Monday, December 15, 2008

Streaming content feeds part 2: forging the Streaming Web

My previous blog post "Streaming analytics over content feeds (and how content feeds could be better)" drew some excellent comments, so I thought I'd follow up with some more thoughts about a protocol for streaming web content, and a vision that I'll dub the "Streaming Web".

To John Kalucki's points first. I absolutely agree that the driver for this protocol is latency. But it is difficult to answer the question "what latency is necessary?", because we don't yet know what applications people will devise.

(An illustration of how latency changes everything, from a very different business: when my wife worked for Niman Ranch, I was amazed to hear that they dispatch steaks via FedEx (packed in ice and insulation, and sent overnight); this would be out of the question using the USPS and a three day delivery time.)

I believe that real-time web content feeds are a game changer. I call it the Streaming Web — a web where every piece of content is accessible via a URL and you can subscribe to be alerted immediately if a piece of content changes. Every page would become a potential feed, and there would be agents that allow us to collect and filter content we are interested in: be it a friend's photo album or the price of a plane ticket.

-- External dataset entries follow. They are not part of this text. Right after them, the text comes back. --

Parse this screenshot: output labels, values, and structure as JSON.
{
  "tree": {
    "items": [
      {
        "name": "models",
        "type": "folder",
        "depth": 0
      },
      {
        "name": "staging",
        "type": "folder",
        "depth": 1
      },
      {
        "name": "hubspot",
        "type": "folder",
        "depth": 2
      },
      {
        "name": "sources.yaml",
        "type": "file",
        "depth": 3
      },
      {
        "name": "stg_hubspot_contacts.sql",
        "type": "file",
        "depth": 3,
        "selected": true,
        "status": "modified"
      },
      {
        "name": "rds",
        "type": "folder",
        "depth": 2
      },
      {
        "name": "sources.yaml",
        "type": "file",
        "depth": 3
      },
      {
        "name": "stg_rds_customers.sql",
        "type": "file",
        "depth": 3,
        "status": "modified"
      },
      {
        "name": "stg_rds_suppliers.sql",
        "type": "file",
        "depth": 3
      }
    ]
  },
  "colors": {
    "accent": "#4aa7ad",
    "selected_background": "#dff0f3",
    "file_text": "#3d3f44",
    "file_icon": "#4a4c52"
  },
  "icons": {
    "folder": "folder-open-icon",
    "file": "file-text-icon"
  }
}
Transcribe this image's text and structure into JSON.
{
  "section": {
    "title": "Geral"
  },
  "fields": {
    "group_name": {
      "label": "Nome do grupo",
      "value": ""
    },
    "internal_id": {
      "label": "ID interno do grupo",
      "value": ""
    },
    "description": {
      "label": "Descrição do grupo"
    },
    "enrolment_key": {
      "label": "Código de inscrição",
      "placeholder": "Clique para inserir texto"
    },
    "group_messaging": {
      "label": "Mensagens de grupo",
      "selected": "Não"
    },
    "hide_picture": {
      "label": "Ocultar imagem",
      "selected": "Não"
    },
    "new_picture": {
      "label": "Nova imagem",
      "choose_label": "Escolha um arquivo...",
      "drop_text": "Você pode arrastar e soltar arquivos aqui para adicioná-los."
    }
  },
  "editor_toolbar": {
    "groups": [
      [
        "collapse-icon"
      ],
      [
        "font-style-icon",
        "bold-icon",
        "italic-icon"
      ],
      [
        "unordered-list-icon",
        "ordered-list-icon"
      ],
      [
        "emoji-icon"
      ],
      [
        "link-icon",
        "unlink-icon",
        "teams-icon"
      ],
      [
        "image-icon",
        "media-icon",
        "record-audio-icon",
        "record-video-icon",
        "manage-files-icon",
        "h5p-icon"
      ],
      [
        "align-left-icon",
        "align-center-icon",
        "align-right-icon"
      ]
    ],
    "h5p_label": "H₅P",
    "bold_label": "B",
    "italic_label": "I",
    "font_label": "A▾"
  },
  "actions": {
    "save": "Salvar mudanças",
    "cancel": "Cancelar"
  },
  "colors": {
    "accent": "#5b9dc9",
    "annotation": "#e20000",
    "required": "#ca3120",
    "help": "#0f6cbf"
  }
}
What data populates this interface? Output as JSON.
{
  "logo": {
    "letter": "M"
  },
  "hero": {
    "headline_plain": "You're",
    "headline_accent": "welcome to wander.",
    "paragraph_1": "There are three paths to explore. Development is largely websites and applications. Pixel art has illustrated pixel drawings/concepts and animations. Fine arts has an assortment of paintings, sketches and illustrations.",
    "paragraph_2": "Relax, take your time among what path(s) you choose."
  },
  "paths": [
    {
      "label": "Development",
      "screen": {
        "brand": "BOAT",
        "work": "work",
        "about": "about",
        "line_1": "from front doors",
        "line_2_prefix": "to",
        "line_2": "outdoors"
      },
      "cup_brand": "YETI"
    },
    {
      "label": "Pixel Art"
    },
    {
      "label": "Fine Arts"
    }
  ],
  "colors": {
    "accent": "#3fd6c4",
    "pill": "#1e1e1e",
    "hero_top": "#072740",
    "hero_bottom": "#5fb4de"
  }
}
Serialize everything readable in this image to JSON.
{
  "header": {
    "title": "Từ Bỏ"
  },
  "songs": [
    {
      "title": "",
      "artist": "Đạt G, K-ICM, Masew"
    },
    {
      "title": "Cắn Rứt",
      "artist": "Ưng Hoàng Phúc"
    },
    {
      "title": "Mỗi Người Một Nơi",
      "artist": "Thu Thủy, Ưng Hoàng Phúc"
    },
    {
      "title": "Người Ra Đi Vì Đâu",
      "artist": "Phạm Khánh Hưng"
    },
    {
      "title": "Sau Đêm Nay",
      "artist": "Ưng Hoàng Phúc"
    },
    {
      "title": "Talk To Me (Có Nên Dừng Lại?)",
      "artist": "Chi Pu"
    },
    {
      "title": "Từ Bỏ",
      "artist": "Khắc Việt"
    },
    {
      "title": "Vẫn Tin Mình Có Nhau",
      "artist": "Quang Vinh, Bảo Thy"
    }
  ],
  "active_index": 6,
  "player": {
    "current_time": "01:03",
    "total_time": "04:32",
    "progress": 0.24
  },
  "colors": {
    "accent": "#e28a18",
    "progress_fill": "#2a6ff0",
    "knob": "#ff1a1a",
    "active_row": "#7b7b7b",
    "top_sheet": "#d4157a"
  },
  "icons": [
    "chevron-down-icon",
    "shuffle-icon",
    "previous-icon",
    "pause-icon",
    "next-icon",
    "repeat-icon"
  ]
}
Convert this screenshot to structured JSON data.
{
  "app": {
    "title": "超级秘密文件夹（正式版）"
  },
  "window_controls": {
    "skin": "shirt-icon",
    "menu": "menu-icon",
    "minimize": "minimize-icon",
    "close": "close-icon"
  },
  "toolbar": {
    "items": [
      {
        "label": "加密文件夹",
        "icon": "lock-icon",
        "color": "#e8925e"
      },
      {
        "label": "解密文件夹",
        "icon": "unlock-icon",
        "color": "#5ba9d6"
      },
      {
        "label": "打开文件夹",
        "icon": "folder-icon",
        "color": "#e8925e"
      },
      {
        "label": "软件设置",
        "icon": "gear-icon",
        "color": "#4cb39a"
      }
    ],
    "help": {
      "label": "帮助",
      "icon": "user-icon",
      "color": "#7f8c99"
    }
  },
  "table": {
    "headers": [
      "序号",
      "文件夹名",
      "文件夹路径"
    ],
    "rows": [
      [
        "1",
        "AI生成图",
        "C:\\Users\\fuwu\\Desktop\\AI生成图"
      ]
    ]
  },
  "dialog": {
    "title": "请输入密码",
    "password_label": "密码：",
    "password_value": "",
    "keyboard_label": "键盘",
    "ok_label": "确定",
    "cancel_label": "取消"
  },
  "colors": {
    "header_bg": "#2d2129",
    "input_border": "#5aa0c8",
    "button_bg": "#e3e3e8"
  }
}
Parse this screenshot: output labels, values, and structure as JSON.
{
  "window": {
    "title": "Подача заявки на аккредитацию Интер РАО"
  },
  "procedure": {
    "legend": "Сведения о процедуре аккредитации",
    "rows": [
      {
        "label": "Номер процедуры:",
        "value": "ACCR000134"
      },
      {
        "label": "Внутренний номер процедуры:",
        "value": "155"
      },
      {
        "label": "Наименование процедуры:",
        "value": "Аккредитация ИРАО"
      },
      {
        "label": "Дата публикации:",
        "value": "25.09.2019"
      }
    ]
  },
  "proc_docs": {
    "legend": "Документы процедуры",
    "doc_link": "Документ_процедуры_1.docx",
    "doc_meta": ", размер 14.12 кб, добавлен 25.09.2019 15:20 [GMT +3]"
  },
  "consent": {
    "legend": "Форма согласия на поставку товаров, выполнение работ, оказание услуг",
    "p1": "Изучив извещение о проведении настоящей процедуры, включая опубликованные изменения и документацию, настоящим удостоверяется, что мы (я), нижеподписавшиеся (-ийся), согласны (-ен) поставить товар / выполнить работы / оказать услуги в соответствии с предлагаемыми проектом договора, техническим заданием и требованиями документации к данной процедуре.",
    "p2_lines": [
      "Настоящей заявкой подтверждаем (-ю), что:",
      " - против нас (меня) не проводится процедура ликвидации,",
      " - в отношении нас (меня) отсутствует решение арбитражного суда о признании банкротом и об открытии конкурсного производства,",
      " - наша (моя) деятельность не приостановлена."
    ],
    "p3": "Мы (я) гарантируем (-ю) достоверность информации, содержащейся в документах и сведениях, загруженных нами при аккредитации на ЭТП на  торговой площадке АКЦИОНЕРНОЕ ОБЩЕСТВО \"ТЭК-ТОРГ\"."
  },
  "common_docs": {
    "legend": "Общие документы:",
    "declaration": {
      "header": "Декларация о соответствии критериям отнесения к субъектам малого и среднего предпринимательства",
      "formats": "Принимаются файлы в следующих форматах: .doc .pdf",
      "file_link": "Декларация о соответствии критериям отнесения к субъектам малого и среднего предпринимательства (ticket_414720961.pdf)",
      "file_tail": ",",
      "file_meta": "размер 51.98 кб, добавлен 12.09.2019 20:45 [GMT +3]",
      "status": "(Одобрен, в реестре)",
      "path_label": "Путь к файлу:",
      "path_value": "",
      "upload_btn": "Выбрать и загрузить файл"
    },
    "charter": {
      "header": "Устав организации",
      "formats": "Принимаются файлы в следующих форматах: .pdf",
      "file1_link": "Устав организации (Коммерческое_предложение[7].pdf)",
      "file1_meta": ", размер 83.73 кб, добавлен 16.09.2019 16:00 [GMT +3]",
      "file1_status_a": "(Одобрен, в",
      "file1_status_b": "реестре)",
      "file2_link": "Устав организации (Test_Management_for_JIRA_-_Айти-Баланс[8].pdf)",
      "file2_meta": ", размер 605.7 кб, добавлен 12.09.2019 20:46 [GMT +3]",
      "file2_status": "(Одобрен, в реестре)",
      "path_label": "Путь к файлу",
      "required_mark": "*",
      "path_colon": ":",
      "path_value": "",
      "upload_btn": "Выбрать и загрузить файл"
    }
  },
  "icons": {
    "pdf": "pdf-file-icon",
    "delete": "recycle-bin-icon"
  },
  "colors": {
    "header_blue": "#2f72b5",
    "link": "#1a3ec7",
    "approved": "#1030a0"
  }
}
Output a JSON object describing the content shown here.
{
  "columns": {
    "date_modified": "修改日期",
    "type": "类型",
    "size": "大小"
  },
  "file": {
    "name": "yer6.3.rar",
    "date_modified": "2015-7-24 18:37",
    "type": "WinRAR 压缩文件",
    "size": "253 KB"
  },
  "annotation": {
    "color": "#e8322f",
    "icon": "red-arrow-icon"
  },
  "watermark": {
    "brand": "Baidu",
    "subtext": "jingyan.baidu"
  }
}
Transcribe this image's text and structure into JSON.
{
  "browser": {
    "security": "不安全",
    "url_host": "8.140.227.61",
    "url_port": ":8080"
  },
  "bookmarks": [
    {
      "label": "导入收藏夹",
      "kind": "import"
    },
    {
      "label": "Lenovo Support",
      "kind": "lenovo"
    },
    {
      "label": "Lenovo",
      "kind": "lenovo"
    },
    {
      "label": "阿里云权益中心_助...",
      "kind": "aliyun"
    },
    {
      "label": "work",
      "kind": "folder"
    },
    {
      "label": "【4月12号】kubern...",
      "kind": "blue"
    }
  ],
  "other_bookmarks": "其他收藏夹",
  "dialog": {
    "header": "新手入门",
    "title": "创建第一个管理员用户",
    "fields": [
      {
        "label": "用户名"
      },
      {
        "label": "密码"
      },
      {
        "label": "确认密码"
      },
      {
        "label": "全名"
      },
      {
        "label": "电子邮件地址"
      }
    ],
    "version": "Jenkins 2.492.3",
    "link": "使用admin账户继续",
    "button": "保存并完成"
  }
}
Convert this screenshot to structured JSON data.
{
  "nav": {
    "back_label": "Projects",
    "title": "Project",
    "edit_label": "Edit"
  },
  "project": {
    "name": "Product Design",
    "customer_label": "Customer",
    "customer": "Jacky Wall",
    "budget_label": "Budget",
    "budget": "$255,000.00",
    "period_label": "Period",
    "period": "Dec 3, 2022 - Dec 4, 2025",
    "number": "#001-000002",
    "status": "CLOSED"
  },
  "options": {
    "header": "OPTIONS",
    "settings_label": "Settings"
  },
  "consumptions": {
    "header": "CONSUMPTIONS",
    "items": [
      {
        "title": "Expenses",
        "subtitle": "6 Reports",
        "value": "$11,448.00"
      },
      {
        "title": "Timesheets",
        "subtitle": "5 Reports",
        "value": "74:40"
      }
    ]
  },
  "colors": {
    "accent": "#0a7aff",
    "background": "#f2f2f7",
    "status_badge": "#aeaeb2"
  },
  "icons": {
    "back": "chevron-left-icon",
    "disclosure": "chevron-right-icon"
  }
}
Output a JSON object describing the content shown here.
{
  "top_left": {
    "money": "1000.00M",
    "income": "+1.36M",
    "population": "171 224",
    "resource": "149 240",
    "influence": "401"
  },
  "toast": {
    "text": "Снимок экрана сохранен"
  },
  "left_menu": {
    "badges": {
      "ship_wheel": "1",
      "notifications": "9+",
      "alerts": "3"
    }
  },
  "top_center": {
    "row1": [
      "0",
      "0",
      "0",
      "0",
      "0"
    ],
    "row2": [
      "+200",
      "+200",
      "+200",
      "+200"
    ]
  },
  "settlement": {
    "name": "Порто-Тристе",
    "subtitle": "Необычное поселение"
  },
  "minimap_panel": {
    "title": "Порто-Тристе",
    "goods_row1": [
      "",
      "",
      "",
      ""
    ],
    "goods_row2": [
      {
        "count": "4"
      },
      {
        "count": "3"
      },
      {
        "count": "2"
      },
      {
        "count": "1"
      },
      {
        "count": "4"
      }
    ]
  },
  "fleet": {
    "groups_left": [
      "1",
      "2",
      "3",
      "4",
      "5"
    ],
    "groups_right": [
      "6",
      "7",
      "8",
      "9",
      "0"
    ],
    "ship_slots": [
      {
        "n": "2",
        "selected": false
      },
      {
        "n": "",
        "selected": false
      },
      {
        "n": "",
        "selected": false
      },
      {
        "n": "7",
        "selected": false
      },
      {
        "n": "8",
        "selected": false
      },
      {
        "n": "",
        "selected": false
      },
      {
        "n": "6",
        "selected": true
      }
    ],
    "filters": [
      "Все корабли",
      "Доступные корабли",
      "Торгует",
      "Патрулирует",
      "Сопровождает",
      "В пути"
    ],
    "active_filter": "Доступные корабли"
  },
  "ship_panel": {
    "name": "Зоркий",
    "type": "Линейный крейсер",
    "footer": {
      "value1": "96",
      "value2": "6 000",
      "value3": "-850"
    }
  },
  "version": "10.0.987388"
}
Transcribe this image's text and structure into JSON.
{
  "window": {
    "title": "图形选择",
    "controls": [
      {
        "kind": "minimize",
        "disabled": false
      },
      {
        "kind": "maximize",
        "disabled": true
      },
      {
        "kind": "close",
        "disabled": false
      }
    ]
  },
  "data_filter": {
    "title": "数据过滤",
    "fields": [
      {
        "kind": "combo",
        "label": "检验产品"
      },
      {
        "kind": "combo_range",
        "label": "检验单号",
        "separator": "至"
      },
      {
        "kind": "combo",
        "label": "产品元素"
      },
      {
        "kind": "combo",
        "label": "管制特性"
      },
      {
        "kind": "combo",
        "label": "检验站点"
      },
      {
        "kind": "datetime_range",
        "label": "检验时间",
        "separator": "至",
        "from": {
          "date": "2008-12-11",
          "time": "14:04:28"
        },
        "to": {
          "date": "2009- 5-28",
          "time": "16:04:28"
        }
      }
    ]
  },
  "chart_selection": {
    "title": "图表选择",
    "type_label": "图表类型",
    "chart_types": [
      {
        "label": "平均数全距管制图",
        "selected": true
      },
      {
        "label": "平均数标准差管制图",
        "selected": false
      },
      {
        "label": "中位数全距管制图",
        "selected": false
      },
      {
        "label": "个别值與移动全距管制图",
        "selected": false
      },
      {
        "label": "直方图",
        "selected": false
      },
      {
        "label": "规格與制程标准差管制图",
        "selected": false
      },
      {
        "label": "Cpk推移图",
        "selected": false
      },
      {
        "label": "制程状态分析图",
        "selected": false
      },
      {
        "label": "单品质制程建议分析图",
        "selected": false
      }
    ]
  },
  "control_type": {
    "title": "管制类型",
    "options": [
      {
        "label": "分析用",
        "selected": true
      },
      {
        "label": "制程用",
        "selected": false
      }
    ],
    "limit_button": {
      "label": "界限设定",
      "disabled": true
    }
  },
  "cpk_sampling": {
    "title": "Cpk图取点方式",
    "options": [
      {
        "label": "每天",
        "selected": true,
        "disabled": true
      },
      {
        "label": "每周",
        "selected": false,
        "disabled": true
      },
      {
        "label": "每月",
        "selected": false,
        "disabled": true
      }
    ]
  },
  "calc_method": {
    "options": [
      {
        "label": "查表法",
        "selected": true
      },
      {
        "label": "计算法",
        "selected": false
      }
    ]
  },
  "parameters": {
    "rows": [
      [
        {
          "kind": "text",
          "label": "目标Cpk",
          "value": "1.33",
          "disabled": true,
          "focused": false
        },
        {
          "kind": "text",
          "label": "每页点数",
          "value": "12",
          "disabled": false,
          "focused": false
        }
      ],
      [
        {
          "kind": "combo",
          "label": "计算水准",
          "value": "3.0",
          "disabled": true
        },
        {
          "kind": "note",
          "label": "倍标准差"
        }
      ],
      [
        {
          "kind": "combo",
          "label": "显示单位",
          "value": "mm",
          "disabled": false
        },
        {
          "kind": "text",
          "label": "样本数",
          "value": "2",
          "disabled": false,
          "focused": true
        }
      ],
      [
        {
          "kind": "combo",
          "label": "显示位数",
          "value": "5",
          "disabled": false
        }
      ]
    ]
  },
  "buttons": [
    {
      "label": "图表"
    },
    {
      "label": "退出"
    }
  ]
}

A huge effort is required to make the Streaming Web a reality. The first steps, the web content formats such as RSS and Atom, are already in place. The next step is to introduce a protocols so that subscribers are notified of changes as soon as they happen.

John says:
What experience can you offer with feeds at a 50ms push latency vs a 180,000ms pull latency? If a machine is consuming the feed, not much. If a human is immediately consuming a feed, perhaps a great deal.
I agree that a human can benefit from low-latency content, although there is little benefit for content arriving faster than the human's think time — say 5,000ms. But if a computer is the consumer, ideal latencies span a broad spectrum: a mail server would operate more efficiently if it is allowed latencies in the minutes or hours, whereas an automated stock trading system needs information to arrive within 50ms.

Today, not much web content is of interest to automated stock trading systems. Most web content feeds today are textual — written by humans, and consumed by humans — but I believe that once we remove the latency constraints and introduce some standard protocols, we will start to see more structured data in feeds. Also, we will see algorithms for extracting information from textual feeds.

As for the right protocol for the job, I am not really the best judge, so I am going to punt for now, and focus on the architecture. Richard Taylor suggests XMPP. It seems to have the right qualifications, and I'm sure that it could be made to work technically. (And I see that XMPP is already a central part of the Twitter ecosystem.) It comes down to power versus simplicity: the power of an established standard versus the simplicity required to reach a new audience of developers.

I've been around long enough to see new approaches overturn "over-complex" existing technologies and then, in time, acquire the features that made their predecessors complicated. Take for example SOAP overturning CORBA, or PCs overturning minicomputers. I'm not going to take sides: these revolutions are part of the process of how technology moves forward. But it does seem that each revolution will only be successful if the new technology serves a new audience. And, to borrow Einstein's words, a protocol should be as simple as possible, but no simpler; otherwise, even if the technology finds its initial audience, it will not survive its growing pains.

I'm not a big fan of XML as a protocol for transmitting data over a network, mainly because it is bulky, and that makes it expensive to produce and consume at high data rates. But for this protocol, I would choose XML over a binary format. If you're a developer learning a new protocol, it's a lot easier to debug your code if you can read the messages being sent over the nextwork as text.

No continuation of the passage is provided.